The buzzkill from the panel who doesn't believe in ghosts?

He nodded, taken aback.

Thunder rolled again and Andie opened the door wide.

“Come on in, Dennis,” she said. “We need to talk.”

Seven

They'd filed into the entrance hall and then into the Great Hall—“This is
amazing,
” Kelly had said, beaming at Andie as she shook the rain off her coat; “Terrible light,” Bill groused, shaking his head at the mullioned windows in front; “Early seventeenth century,” the professor said, gazing at the gallery—and Andie led them into the dining room, directed them to chairs, called on a hostile Mrs. Crumb to leave her gin rummy game and bring paper plates and sodas. She put the professor at one end of the long dining room table and Kelly at the other end, while Kelly tried to give Andie forty reasons why it was her duty to invite the undead to dinner or at least to a séance the next day.

“Not now,” Andie said to her, and when Southie called the little blonde back down to the other end of the table, Andie sat the professor down on her right and Alice on her left, put pizza in front of both of them, made sure Alice's was cut into smaller pieces, that her jewelry and the front of her already grubby black T-shirt were covered with a paper napkin, and that her stocking-tied hair wasn't
flopping in her face or her dinner, checked to make sure that Carter had pizza and wasn't sitting next to Kelly-the-child-interviewer, and sat down beside her ticket to enlightenment.

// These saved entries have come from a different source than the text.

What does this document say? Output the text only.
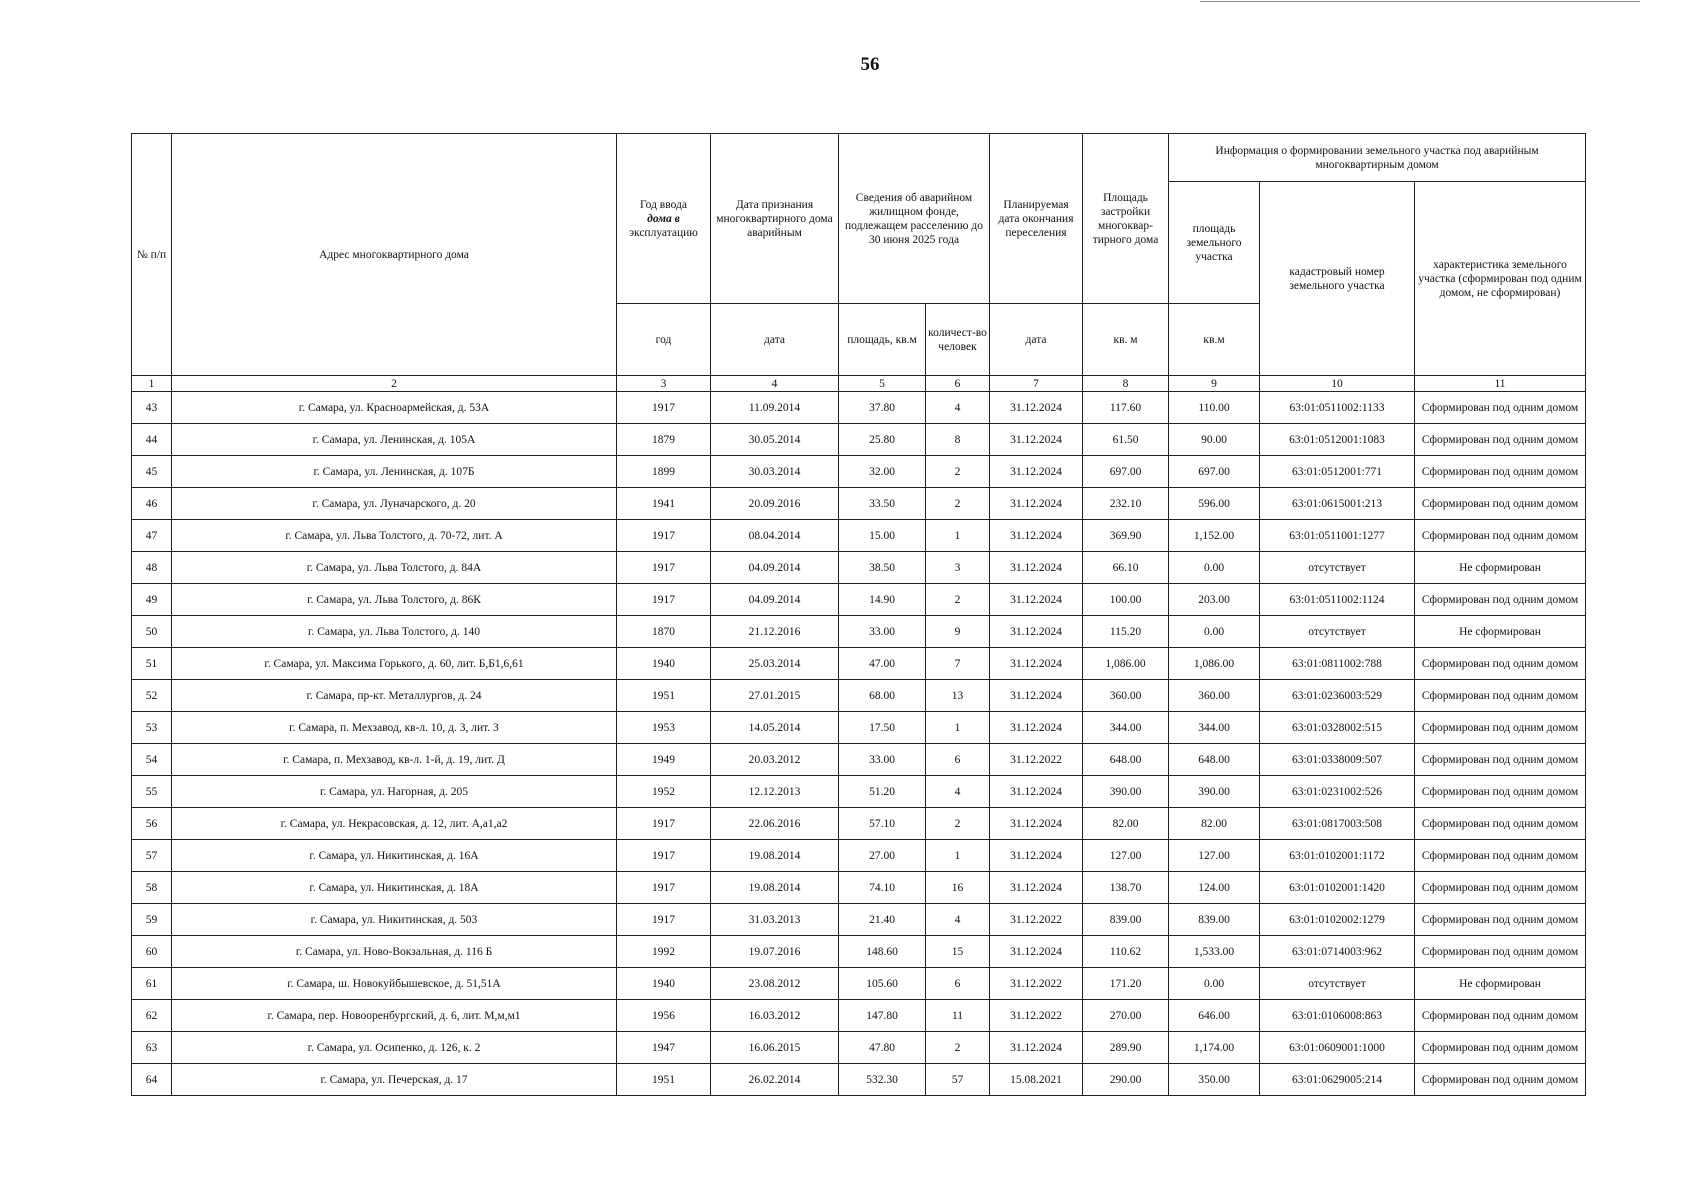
56
№ п/п	Адрес многоквартирного дома	Год ввода
дома в
эксплуатацию	Дата признания многоквартирного дома аварийным	Сведения об аварийном жилищном фонде, подлежащем расселению до 30 июня 2025 года		Планируемая дата окончания переселения	Площадь застройки многоквар-тирного дома	Информация о формировании земельного участка под аварийным многоквартирным домом		
								площадь земельного участка	кадастровый номер земельного участка	характеристика земельного участка (сформирован под одним домом, не сформирован)
		год	дата	площадь, кв.м	количест-во человек	дата	кв. м	кв.м		
1	2	3	4	5	6	7	8	9	10	11
43	г. Самара, ул. Красноармейская, д. 53А	1917	11.09.2014	37.80	4	31.12.2024	117.60	110.00	63:01:0511002:1133	Сформирован под одним домом
44	г. Самара, ул. Ленинская, д. 105А	1879	30.05.2014	25.80	8	31.12.2024	61.50	90.00	63:01:0512001:1083	Сформирован под одним домом
45	г. Самара, ул. Ленинская, д. 107Б	1899	30.03.2014	32.00	2	31.12.2024	697.00	697.00	63:01:0512001:771	Сформирован под одним домом
46	г. Самара, ул. Луначарского, д. 20	1941	20.09.2016	33.50	2	31.12.2024	232.10	596.00	63:01:0615001:213	Сформирован под одним домом
47	г. Самара, ул. Льва Толстого, д. 70-72, лит. А	1917	08.04.2014	15.00	1	31.12.2024	369.90	1,152.00	63:01:0511001:1277	Сформирован под одним домом
48	г. Самара, ул. Льва Толстого, д. 84А	1917	04.09.2014	38.50	3	31.12.2024	66.10	0.00	отсутствует	Не сформирован
49	г. Самара, ул. Льва Толстого, д. 86К	1917	04.09.2014	14.90	2	31.12.2024	100.00	203.00	63:01:0511002:1124	Сформирован под одним домом
50	г. Самара, ул. Льва Толстого, д. 140	1870	21.12.2016	33.00	9	31.12.2024	115.20	0.00	отсутствует	Не сформирован
51	г. Самара, ул. Максима Горького, д. 60, лит. Б,Б1,6,61	1940	25.03.2014	47.00	7	31.12.2024	1,086.00	1,086.00	63:01:0811002:788	Сформирован под одним домом
52	г. Самара, пр-кт. Металлургов, д. 24	1951	27.01.2015	68.00	13	31.12.2024	360.00	360.00	63:01:0236003:529	Сформирован под одним домом
53	г. Самара, п. Мехзавод, кв-л. 10, д. 3, лит. 3	1953	14.05.2014	17.50	1	31.12.2024	344.00	344.00	63:01:0328002:515	Сформирован под одним домом
54	г. Самара, п. Мехзавод, кв-л. 1-й, д. 19, лит. Д	1949	20.03.2012	33.00	6	31.12.2022	648.00	648.00	63:01:0338009:507	Сформирован под одним домом
55	г. Самара, ул. Нагорная, д. 205	1952	12.12.2013	51.20	4	31.12.2024	390.00	390.00	63:01:0231002:526	Сформирован под одним домом
56	г. Самара, ул. Некрасовская, д. 12, лит. А,а1,а2	1917	22.06.2016	57.10	2	31.12.2024	82.00	82.00	63:01:0817003:508	Сформирован под одним домом
57	г. Самара, ул. Никитинская, д. 16А	1917	19.08.2014	27.00	1	31.12.2024	127.00	127.00	63:01:0102001:1172	Сформирован под одним домом
58	г. Самара, ул. Никитинская, д. 18А	1917	19.08.2014	74.10	16	31.12.2024	138.70	124.00	63:01:0102001:1420	Сформирован под одним домом
59	г. Самара, ул. Никитинская, д. 503	1917	31.03.2013	21.40	4	31.12.2022	839.00	839.00	63:01:0102002:1279	Сформирован под одним домом
60	г. Самара, ул. Ново-Вокзальная, д. 116 Б	1992	19.07.2016	148.60	15	31.12.2024	110.62	1,533.00	63:01:0714003:962	Сформирован под одним домом
61	г. Самара, ш. Новокуйбышевское, д. 51,51А	1940	23.08.2012	105.60	6	31.12.2022	171.20	0.00	отсутствует	Не сформирован
62	г. Самара, пер. Новооренбургский, д. 6, лит. М,м,м1	1956	16.03.2012	147.80	11	31.12.2022	270.00	646.00	63:01:0106008:863	Сформирован под одним домом
63	г. Самара, ул. Осипенко, д. 126, к. 2	1947	16.06.2015	47.80	2	31.12.2024	289.90	1,174.00	63:01:0609001:1000	Сформирован под одним домом
64	г. Самара, ул. Печерская, д. 17	1951	26.02.2014	532.30	57	15.08.2021	290.00	350.00	63:01:0629005:214	Сформирован под одним домом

“So, Dr. Graff,” she said. “You're a parapsychologist.”

“Uh, yes. Yes. I am.” He raised the pizza to his mouth and then stopped and said, “You can call me Dennis. It's, well, you know. No classroom.” He laughed for a second—a reserved little
heh-heh
sound that was almost spooky in its weirdness—and then frowned and bit into his pizza, dripping tomato sauce onto his green argyle cardigan.

“Right,” Andie said, thinking,
Well, the normal ones probably don't go into parapsychology.
She resisted the urge to wipe the sauce off him as if he were Alice and bit into her pizza, savoring the spices and the crunch of the crust, but keeping her eyes on the prize. “I've read about you. You're a ghost expert.”

Dennis shook his head, trying to chew the gluey cheese and wipe the tomato sauce from his mouth at the same time. “No,” he said, when he'd swallowed. “I study ESP, telepathy, remote viewing, that kind of thing, which is how I got into poltergeists. Well, not into . . .” He shook his head, did that little insane laugh thing, and bit into his pizza again.

“So you don't do ghosts,” Andie said.
Damn.

“I'm well versed in general psychic phenomena.” Dennis reached for his Coke and noticed the sauce on his sweater. He dabbed at it with a napkin, making the spot bigger and the sweater uglier. “I have not, however, personally seen any kind of supernatural apparition, nor have I seen any irrefutable documentation.”

“That must be disappointing. I—”

“Not really. It stands to reason. Dr. Gertrude Schmeidler showed that skepticism suppresses psychic abilities.” Dennis gave up on the tomato sauce spot and went back to his pizza. “The very fact that I'm a scientist makes it impossible for me to see that which I most wish to study.”